111. Ravi Shankar - The Sounds Of India
Track Listing
1. Introduction to Indian Music
2. Dâdrâ
3. Maru Bihag
4. Bhimpalasi
5. Sindhi-Bhairavi
Review
The title of this album is actually quite misleading. India is a very vast country, a sub-continent actually and its culture is also extremely diverse. Calling ragas The Sounds of India is wrong, but they are an important music form in Indian classical music and one of the most popular in the West.
They are popular in the West mainly because of this man, Ravi Shankar who taught George Harrison and, mainly through the Beatles, brought Indian Music to the West. And Shankar is definitely the master of ragas, his technical prowess and improvisational capacity is astounding.
If you are not familiar with ragas, it might all sound a bit samey at the beggining, but repeated listenings will quickly solve that. This album is a curious one, it is as much a how of Shankars talent as a little class in ragas.

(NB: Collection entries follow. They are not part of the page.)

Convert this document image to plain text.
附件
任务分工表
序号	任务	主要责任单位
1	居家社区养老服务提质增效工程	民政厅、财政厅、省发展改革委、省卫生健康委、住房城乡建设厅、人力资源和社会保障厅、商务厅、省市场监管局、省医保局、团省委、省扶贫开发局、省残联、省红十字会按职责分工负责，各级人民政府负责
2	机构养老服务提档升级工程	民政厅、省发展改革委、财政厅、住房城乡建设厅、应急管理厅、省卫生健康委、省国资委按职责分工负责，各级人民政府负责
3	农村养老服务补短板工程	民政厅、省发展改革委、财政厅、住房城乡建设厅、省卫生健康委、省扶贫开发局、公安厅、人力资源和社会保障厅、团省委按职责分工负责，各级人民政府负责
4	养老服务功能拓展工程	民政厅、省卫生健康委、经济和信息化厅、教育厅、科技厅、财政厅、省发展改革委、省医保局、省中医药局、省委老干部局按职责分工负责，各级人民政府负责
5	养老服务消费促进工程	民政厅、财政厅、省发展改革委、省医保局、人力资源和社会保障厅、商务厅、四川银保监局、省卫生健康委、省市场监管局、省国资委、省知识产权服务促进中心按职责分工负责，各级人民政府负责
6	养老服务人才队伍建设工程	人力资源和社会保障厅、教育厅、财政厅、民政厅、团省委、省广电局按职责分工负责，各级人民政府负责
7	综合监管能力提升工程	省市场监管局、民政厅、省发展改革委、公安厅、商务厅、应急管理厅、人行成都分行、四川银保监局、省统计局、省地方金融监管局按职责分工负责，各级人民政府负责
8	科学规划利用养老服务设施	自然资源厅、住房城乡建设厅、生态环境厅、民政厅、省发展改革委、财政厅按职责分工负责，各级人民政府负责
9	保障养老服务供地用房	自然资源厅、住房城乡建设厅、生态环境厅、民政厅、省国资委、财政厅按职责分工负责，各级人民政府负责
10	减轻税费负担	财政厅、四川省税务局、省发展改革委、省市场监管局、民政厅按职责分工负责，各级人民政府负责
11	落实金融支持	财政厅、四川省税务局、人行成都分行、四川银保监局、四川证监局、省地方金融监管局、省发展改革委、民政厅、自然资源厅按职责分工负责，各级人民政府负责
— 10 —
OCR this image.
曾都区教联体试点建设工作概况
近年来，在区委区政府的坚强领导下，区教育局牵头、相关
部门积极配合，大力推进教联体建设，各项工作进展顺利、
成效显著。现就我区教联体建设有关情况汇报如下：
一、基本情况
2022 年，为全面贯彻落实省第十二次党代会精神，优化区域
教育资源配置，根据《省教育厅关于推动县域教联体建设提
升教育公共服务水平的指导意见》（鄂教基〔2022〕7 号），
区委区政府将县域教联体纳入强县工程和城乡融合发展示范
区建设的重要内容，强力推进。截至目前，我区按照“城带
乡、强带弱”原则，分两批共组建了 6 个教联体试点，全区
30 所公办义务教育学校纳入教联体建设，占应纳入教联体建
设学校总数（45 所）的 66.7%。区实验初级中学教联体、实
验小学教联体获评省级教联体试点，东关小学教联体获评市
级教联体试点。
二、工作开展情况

The first track is composed of Ravi Shankar explaining the music, and at the beggining of each track he gives a little introduction of what each track is and how it is structured. So entertaining and educational. There is a problem however, and that is the fact that after 2 or 3 plays you will have to skip the first track if you don't want to hear the introduction again. You cannot stream it from Napster, so buy it at Amazon UK or US.
Track Highlights
All but the first one.
Final Grade
7/10
Trivia
From Allmusic.com (wiki is down :P):
Composer Alan Hovhaness provides some rather thorough liner notes describing the systems involved in Indian classical music (with the focus clearly on Hindustani forms), and goes into some detail on the finer points of the four ragas performed (Maru-Bihag, Bhimpalasi, Sindhi-Bhairavi, and Pancham-se-Gara, which is played during the piece titled "Dadra," actually a tala). Throughout the album, short lessons in the forms and techniques are given by Shankar himself before the various pieces are performed.